HONG KONG–(BUSINESS WIRE)–#insurance—AM Best has assigned a Financial Strength Rating of A- (Excellent), a Long-Term Issuer Credit Rating of “a-” (Excellent) and the Indonesia National Scale Rating (NSR) of aaa.ID (Exceptional) to PT Lippo General Insurance Tbk (LGI) (Indonesia). The outlook assigned to these Credit Ratings (ratings) is stable.
The ratings reflect LGI’s balance sheet strength, which AM Best assesses as strong, as well as its adequate operating performance, neutral business profile and appropriate enterprise risk management. The ratings also reflect the support that the company receives from its ultimate parent, Hanwha Life Insurance Co., Ltd. (Hanwha Life).
LGI’s risk-adjusted capitalisation, as measured by Best’s Capital Adequacy Ratio (BCAR), is assessed at very strong level, and is expected to remain supportive of the current balance sheet strength assessment over the medium term backed by internal capital generation. LGI has a moderate capital base but relatively high underwriting leverage due to its focus on the low-volatility health and short-term credit insurance lines, which require less capital to support. The company’s balance sheet is exposed to significant credit risk arising from sizeable cessions to domestic (re)insurers with weaker credit quality, in compliance with local regulations. However, AM Best notes a moderate allocation to global reinsurers with strong credit quality in LGI’s excess of loss programme, which can partially mitigate the potential elevation of credit risk in the event of high-severity losses. AM Best views the company’s investment strategy as moderately conservative with sufficient liquidity, and it is expected to be largely stable with a majority of assets placed in bonds and time deposits.

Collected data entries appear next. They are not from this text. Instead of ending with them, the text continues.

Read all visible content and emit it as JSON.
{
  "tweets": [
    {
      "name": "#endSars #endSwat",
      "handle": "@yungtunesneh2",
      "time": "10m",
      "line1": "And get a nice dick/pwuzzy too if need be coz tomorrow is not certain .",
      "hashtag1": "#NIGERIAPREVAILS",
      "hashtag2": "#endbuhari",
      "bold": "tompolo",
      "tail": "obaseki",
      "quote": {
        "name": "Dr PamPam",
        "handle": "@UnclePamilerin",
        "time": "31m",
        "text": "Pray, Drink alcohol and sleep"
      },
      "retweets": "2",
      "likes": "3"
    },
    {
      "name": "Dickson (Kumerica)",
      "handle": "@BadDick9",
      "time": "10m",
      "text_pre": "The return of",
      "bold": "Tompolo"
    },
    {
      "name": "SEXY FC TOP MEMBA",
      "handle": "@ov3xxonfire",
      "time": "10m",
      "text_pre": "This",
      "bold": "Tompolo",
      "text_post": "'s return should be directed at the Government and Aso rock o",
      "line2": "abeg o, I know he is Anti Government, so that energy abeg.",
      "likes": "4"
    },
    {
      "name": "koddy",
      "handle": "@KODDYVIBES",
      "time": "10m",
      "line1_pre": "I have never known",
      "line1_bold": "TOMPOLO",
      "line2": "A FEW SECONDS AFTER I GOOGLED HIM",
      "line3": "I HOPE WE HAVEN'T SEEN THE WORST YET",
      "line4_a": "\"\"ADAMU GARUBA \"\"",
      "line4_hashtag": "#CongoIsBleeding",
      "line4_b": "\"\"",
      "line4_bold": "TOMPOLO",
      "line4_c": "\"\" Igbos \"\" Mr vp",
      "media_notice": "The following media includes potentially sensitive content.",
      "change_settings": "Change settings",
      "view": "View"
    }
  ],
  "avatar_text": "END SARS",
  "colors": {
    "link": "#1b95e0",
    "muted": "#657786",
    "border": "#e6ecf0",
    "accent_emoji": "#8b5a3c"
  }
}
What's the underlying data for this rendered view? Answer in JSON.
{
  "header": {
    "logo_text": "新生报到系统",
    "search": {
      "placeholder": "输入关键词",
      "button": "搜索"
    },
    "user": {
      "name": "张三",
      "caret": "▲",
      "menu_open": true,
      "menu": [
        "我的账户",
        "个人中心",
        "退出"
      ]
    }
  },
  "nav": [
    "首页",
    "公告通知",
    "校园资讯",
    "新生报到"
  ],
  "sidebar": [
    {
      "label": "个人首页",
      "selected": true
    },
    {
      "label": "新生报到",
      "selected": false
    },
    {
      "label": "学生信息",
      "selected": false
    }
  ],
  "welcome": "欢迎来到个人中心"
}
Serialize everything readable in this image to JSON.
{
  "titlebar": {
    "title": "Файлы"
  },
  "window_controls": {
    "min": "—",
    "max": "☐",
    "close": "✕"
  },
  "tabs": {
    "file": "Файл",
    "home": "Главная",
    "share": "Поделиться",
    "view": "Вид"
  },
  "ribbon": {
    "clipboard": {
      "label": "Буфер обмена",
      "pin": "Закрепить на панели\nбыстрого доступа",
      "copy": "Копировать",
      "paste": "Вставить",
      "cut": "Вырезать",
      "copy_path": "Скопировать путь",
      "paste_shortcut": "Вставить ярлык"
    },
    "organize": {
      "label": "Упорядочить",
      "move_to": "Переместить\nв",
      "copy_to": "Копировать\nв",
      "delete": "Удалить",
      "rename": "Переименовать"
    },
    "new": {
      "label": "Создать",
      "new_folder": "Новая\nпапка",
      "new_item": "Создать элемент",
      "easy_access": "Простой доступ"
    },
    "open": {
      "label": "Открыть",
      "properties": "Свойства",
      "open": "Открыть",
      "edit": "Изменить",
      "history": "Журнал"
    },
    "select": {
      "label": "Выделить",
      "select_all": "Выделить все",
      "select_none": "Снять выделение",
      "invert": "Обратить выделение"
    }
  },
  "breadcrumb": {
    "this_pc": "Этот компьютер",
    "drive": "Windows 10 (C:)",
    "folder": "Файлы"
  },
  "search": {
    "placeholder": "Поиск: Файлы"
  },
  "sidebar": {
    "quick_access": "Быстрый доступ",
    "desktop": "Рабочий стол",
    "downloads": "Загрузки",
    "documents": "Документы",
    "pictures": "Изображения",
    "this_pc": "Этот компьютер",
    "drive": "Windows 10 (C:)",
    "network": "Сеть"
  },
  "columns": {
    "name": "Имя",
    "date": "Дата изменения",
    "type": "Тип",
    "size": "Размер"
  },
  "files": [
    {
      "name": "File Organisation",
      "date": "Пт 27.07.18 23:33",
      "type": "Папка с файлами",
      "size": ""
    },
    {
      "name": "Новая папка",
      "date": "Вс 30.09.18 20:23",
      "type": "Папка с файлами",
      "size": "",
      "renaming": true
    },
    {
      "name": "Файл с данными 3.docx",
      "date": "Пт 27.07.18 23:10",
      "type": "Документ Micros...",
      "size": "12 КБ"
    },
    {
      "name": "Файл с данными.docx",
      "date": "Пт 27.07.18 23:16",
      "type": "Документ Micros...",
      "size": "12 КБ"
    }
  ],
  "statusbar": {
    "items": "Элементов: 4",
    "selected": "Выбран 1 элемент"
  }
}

LGI’s operating performance is assessed as adequate, with a five-year (2020-2024) return-on-equity ratio of 8.0% and a combined ratio of 98.3%, as calculated by AM Best. LGI’s underwriting performance has demonstrated moderate volatility over the past five years, mainly due to the impact of the COVID-19 pandemic and medical cost inflation on its health insurance line’s profitability. The company has been actively mitigating these challenges through proactive measures to achieve rate adequacy in the health line and diversify its business portfolio. LGI’s expense ratio is relatively low compared to its domestic industry peers, helped by its business profile with limited high-expense motor insurance and a significant share of low-expense credit insurance. With an average investment yield of 4.0% over the past five years (2020-2024), investment profit is expected to remain an important contributor to LGI’s operating results.
LGI is a listed medium-size non-life insurer in Indonesia with a strong market presence in the health insurance segment. While LGI has a moderately diversified mix of underwriting portfolio, with health being its key business line, its growth has outperformed the domestic industry in recent years driven by the entry into credit insurance, coupled with the impact of rate increases in health insurance. In terms of distribution, the majority of the company’s business is facilitated through brokers, although the channel mix has become more diversified with the recent expansion of its credit insurance line of business.
LGI receives rating enhancement from its parent, considering the company’s strategic importance to Hanwha Life as part of its global strategy to establish a financial hub in Indonesia. AM Best expects that Hanwha Life will provide capital support to LGI in times of need. The company receives various implicit support from Hanwha Life and Hanwha General Insurance Company Limited (a subsidiary of Hanwha Life), including the implementation of digital strategy, product development, information technology and key management personnel. Additionally, AM Best views LGI’s integration into Hanwha Life group as being well underway, including the planned change of its brand name to Hanwha within the next few years.
Negative rating actions could arise if LGI’s risk-adjusted capitalisation significantly deteriorates, such as from heightened credit risk following major loss events or from excessive business expansion that materially outpaces the capital growth. Negative rating actions also may arise if expected support from Hanwha Life does not materialise to an extent that it no longer supports the current level of rating enhancement. Positive rating actions could arise if there is a sustained improvement in LGI’s operating performance that positively distinguishes it from its industry peers.
Ratings are communicated to rated entities prior to publication. Unless stated otherwise, the ratings were not amended subsequent to that communication.